尿路感染を繰り返す場合は、尿路で尿が停滞あるいは逆流するような構造的異常があることも考え、超音波検査、腎盂造影、排泄(はいせつ)性膀胱尿道造影などの画像検査を行います。
最近では、全く症状がなく、尿路に異常がないにもかかわらず、尿から常に細菌や白血球が見付かることがあり、無症候性細菌尿あるいは無症候性膿尿(のうにょう)と呼ばれています。これらは、学校健診時の検尿などで偶然発見されることがあります。
小児科の医師による治療では、原因となっている細菌に感受性を示す抗菌剤の内服、あるいは点滴静脈注射による使用を基本とします。一般に、膀胱炎なら抗菌剤の5~7日間の内服で治りますが、腎盂腎炎の場合には入院の上、抗菌剤の14日間の点滴を行います。
腎盂腎炎を繰り返すと、腎臓が障害されて、最終的に腎機能低下を来すため、早期発見、早期治療が重要となります。
尿路のどこかが狭い先天性水腎症や、膀胱の尿が尿管や腎盂に逆流する膀胱尿管逆流現象が原因で、尿路感染を繰り返す小児には、それらの先天的な奇形に対する手術を行うこともあります。
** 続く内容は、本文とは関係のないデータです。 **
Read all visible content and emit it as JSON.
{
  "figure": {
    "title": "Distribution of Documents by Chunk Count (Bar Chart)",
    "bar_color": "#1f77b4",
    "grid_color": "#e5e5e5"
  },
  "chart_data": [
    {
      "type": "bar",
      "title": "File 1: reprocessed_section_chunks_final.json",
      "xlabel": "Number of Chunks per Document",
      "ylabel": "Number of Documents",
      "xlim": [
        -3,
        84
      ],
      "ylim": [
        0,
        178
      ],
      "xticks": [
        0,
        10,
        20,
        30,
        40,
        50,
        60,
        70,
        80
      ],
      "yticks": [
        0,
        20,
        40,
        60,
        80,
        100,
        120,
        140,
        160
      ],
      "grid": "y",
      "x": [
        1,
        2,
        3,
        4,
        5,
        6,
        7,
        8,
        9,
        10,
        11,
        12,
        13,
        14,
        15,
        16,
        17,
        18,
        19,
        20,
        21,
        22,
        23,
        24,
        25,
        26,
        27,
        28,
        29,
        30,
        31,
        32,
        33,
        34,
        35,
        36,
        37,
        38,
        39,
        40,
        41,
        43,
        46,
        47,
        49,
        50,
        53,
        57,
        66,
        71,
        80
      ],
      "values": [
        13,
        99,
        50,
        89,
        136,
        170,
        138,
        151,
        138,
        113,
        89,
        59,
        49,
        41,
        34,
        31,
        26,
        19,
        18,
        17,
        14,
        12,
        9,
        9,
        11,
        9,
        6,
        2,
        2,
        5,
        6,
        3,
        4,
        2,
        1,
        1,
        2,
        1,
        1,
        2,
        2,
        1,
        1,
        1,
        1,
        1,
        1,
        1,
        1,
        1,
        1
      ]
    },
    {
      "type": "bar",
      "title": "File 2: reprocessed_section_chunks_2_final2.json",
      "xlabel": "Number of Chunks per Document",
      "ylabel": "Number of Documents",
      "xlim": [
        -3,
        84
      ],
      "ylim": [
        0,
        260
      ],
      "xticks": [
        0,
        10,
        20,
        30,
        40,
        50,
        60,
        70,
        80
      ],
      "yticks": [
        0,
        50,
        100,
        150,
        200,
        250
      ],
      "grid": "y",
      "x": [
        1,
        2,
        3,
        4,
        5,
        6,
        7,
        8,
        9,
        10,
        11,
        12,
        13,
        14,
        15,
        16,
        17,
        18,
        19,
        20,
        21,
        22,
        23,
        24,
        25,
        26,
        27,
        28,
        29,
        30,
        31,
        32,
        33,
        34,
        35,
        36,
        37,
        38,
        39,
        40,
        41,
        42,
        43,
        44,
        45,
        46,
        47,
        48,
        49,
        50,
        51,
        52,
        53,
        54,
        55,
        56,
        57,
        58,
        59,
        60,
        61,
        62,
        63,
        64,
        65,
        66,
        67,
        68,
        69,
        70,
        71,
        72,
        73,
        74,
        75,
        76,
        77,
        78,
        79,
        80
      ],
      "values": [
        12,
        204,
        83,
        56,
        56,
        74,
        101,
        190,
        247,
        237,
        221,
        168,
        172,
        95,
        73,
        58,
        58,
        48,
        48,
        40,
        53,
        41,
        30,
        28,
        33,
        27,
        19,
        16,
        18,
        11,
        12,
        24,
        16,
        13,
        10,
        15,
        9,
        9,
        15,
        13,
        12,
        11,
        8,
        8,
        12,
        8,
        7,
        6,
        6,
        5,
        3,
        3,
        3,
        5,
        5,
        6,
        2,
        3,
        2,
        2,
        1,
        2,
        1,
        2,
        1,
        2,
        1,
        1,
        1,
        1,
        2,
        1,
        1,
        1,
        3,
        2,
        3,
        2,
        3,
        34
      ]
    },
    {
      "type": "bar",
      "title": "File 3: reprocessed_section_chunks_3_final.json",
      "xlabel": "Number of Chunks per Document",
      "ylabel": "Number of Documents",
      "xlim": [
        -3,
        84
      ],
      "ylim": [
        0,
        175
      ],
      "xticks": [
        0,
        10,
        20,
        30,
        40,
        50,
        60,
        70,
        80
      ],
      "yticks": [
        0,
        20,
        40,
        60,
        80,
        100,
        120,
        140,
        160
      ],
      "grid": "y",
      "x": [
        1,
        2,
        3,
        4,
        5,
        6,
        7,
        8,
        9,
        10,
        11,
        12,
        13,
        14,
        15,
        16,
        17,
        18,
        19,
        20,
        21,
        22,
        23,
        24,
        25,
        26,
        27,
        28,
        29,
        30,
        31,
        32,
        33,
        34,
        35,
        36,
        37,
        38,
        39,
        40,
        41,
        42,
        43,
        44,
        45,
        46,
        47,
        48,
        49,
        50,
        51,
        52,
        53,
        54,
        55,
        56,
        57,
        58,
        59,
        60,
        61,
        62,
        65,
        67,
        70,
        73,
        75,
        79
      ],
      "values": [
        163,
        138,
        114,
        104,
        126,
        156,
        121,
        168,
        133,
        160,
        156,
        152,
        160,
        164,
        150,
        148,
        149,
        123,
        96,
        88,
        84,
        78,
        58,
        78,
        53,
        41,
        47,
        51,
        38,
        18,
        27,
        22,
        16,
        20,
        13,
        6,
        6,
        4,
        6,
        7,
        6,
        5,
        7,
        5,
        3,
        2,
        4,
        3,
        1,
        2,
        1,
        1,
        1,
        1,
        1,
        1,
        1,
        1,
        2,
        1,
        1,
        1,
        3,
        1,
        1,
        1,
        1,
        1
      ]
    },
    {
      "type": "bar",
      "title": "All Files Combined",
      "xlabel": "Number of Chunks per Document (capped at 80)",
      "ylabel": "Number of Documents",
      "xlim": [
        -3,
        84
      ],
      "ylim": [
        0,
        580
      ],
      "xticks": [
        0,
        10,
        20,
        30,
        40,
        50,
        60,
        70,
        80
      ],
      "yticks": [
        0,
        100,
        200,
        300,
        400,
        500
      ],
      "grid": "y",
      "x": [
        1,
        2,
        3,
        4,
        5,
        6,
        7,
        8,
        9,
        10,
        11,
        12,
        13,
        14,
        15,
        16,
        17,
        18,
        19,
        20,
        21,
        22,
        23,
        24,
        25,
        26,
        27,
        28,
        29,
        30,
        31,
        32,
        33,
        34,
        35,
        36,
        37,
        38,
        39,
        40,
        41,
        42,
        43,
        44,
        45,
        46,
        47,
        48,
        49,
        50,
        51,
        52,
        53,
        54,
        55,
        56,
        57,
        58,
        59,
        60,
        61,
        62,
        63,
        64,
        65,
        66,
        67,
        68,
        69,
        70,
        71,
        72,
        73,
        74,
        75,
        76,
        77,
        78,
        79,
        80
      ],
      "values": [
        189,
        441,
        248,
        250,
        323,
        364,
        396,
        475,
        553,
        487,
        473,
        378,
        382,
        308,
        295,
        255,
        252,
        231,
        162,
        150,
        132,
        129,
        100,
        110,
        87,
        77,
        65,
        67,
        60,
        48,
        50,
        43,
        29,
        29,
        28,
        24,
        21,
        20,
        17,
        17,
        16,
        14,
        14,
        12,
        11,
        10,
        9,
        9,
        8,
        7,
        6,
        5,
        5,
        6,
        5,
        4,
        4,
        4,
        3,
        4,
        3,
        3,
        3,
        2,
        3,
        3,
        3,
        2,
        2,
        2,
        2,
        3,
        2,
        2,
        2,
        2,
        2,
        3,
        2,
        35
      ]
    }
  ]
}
細菌性尿路感染症の再発予防としては、乳児のほとんどは便に含まれる大腸菌が尿路を逆上って発症しているので、大便が出たら早めにおむつを交換する、女児のおしりをふく時は前から後ろにふくように心掛けるなどに注意します。
また、尿の流れが滞ると細菌も繁殖しやすくなりますので、膀胱炎や腎盂腎炎にかかったら、十分に水分を補給してあげます。尿量が増えて尿がたくさん出ると、細菌も一緒に排出される効果があります。尿路感染症にかかっていなくても、水分を多めに与えると感染予防になります。